Depois do choque em 220 V, Schumann nos traz dois movimentos moderados, bem leves, muito bonitos. O segundo é quase visual: um scherzo em forma de tema-e-variações, no qual é impossível fugir da ideia de um passeio de barco (no Reno). O terceiro é uma espécie de canção, de caráter muito tranquilo, pastoral até. Note que nenhum deles é exatamente um movimento lento de sinfonia – é como se fossem dois intermezzi, na sequência.

O papel de andamento lento é assumido pelo quarto movimento – para mim, o centro emocional e, de longe, o trecho mais inspirado da sinfonia. É um andante solene que parece retratar a cerimônia que Schumann assistiu em Colônia. O coral inicial nos trombones marca o clima religioso do movimento. O tema, belíssimo, é desenvolvido contrapontisticamente e culmina em uma gloriosa e radiante fanfarra. O movimento, emocionante do início ao fim, termina suavemente. LONGO SUSPIRO.

Contraste: Schumann volta abruptamente à terra no finale, bem festivo e dançante – é a Renânia rústica, das festas populares, que ele quer evocar aqui. Mas, puxa, eu queria ficar na catedral. Estava tão lindo lá! Posso colocar o quarto movimento no PLAY FOREVER?
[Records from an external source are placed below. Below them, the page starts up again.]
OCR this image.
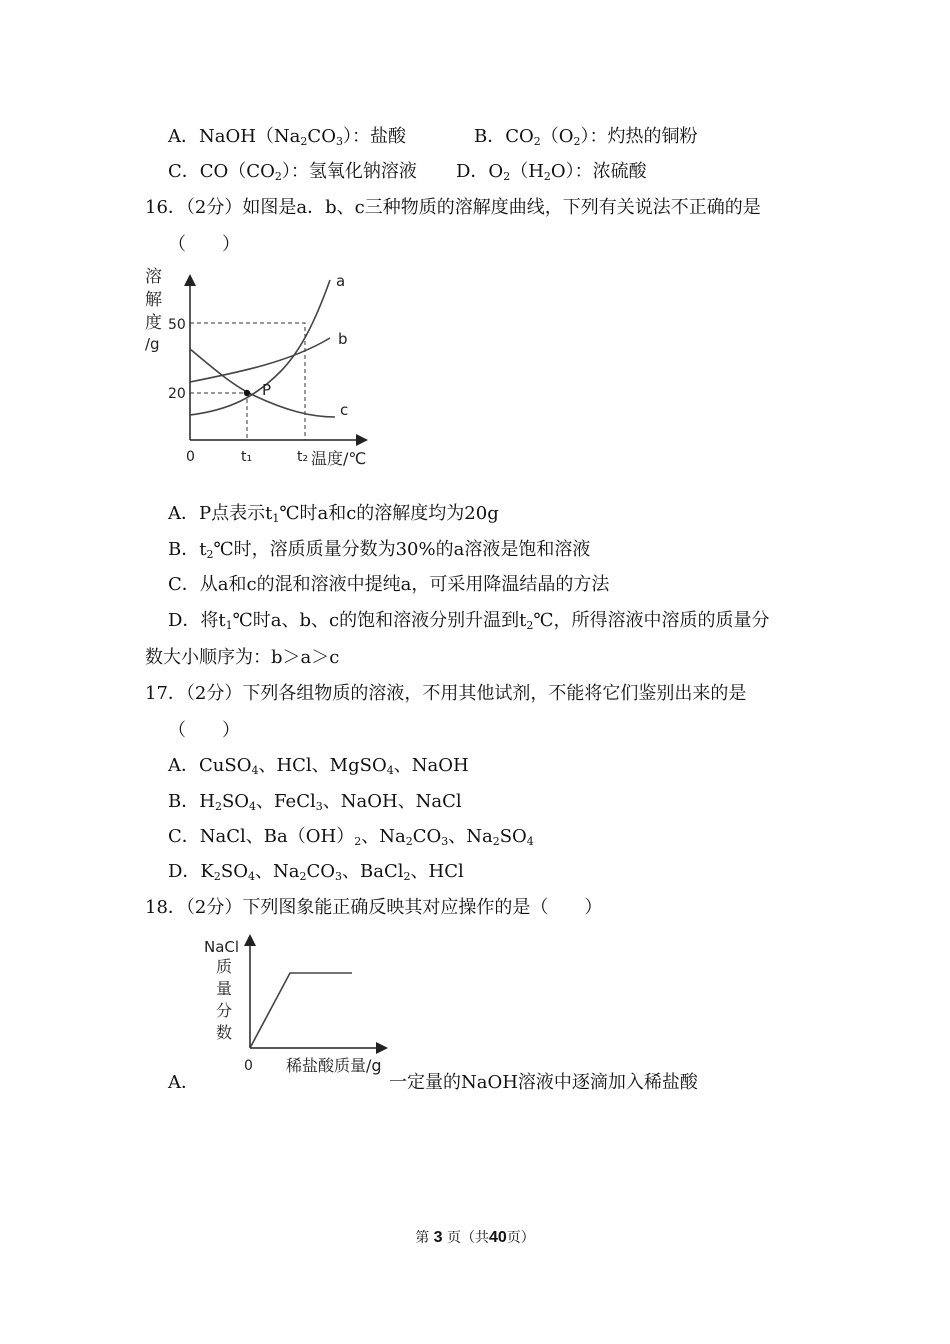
A．$NaOH(Na_2CO_3)$：盐酸	B．$CO_2(O_2)$：灼热的铜粉
C．$CO(CO_2)$：氢氧化钠溶液 D．$O_2(H_2O)$：浓硫酸
16．（2分）如图是a．b、c三种物质的溶解度曲线，下列有关说法不正确的是
（　　）
溶
解
度
/g
50
20
0	t₁	t₂ 温度/℃
P
a
b
c
A．P点表示$t_1℃$时a和c的溶解度均为20g
B．$t_2℃$时，溶质质量分数为30%的a溶液是饱和溶液
C．从a和c的混和溶液中提纯a，可采用降温结晶的方法
D．将$t_1℃$时a、b、c的饱和溶液分别升温到$t_2℃$，所得溶液中溶质的质量分
数大小顺序为：b＞a＞c
17．（2分）下列各组物质的溶液，不用其他试剂，不能将它们鉴别出来的是
（　　）
A．CuSO$_4$、HCl、MgSO$_4$、NaOH
B．$H_2SO_4$、FeCl$_3$、NaOH、NaCl
C．NaCl、$Ba(OH)_2$、$Na_2CO_3$、$Na_2SO_4$
D．$K_2SO_4$、$Na_2CO_3$、BaCl$_2$、HCl
18．（2分）下列图象能正确反映其对应操作的是（　　）
NaCl
质
量
分
数
0 稀盐酸质量/g
A．	一定量的NaOH溶液中逐滴加入稀盐酸
第 3 页（共40页）
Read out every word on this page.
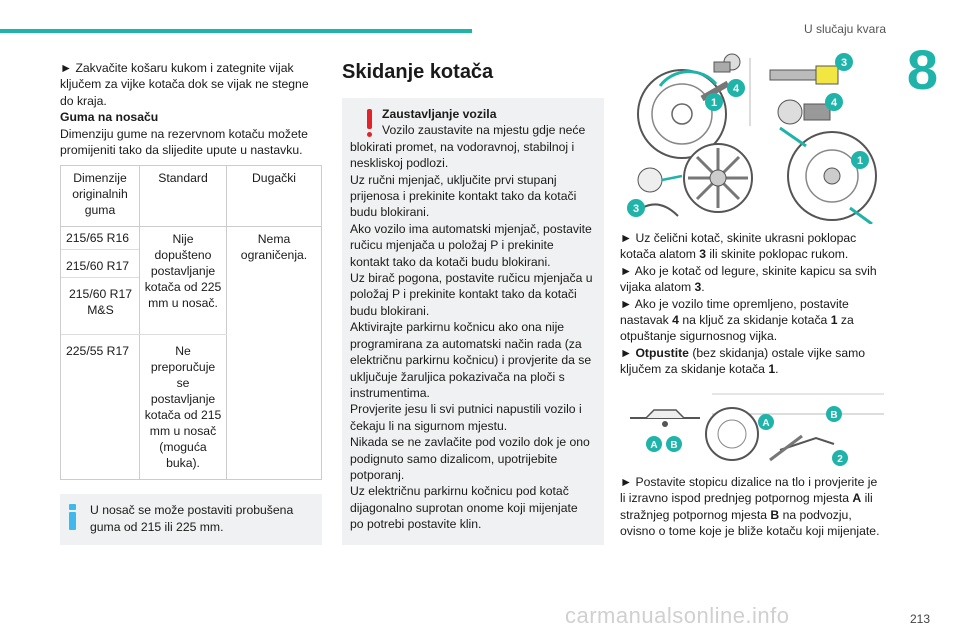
U slučaju kvara
8

► Zakvačite košaru kukom i zategnite vijak ključem za vijke kotača dok se vijak ne stegne do kraja.

Guma na nosaču

Dimenziju gume na rezervnom kotaču možete promijeniti tako da slijedite upute u nastavku.

Dimenzije originalnih guma	Standard	Dugački
215/65 R16	Nije dopušteno postavljanje kotača od 225 mm u nosač.	Nema ograničenja.
215/60 R17		
215/60 R17 M&S		
225/55 R17	Ne preporučuje se postavljanje kotača od 215 mm u nosač (moguća buka).	
U nosač se može postaviti probušena guma od 215 ili 225 mm.
Skidanje kotača
Zaustavljanje vozila
Vozilo zaustavite na mjestu gdje neće
blokirati promet, na vodoravnoj, stabilnoj i neskliskoj podlozi.
Uz ručni mjenjač, uključite prvi stupanj prijenosa i prekinite kontakt tako da kotači budu blokirani.
Ako vozilo ima automatski mjenjač, postavite ručicu mjenjača u položaj P i prekinite kontakt tako da kotači budu blokirani.
Uz birač pogona, postavite ručicu mjenjača u položaj P i prekinite kontakt tako da kotači budu blokirani.
Aktivirajte parkirnu kočnicu ako ona nije programirana za automatski način rada (za električnu parkirnu kočnicu) i provjerite da se uključuje žaruljica pokazivača na ploči s instrumentima.
Provjerite jesu li svi putnici napustili vozilo i čekaju li na sigurnom mjestu.
Nikada se ne zavlačite pod vozilo dok je ono podignuto samo dizalicom, upotrijebite potporanj.
Uz električnu parkirnu kočnicu pod kotač dijagonalno suprotan onome koji mijenjate po potrebi postavite klin.
1
4
3
3
4
1

► Uz čelični kotač, skinite ukrasni poklopac kotača alatom 3 ili skinite poklopac rukom.

► Ako je kotač od legure, skinite kapicu sa svih vijaka alatom 3.

► Ako je vozilo time opremljeno, postavite nastavak 4 na ključ za skidanje kotača 1 za otpuštanje sigurnosnog vijka.

► Otpustite (bez skidanja) ostale vijke samo ključem za skidanje kotača 1.

A B
A
B
2

► Postavite stopicu dizalice na tlo i provjerite je li izravno ispod prednjeg potpornog mjesta A ili stražnjeg potpornog mjesta B na podvozju, ovisno o tome koje je bliže kotaču koji mijenjate.

carmanualsonline.info	213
Essa é a Terceira de Schumann – um cativante passeio pelo Reno que, mesmo com alguns probleminhas, é tão profundamente genial quanto tudo o que Schumann compôs. E o que é esse quarto movimento? OH DEUS OH DEUS OH DEUS.

Dvorák

“A roca de ouro”

O ser humano é de uma crueldade absurda. Infelizmente não precisa, mas há uma prova tocante disso: se prestarmos atenção nas lendas e contos populares, de qualquer cultura, vamos nos deparar com uma infinidade de cenas dantescas, sádicas mesmo. As historinhas folclóricas, muitas vezes contadas para crianças, refletem a dureza de uma vida cuja permanente escassez gera permanente violência.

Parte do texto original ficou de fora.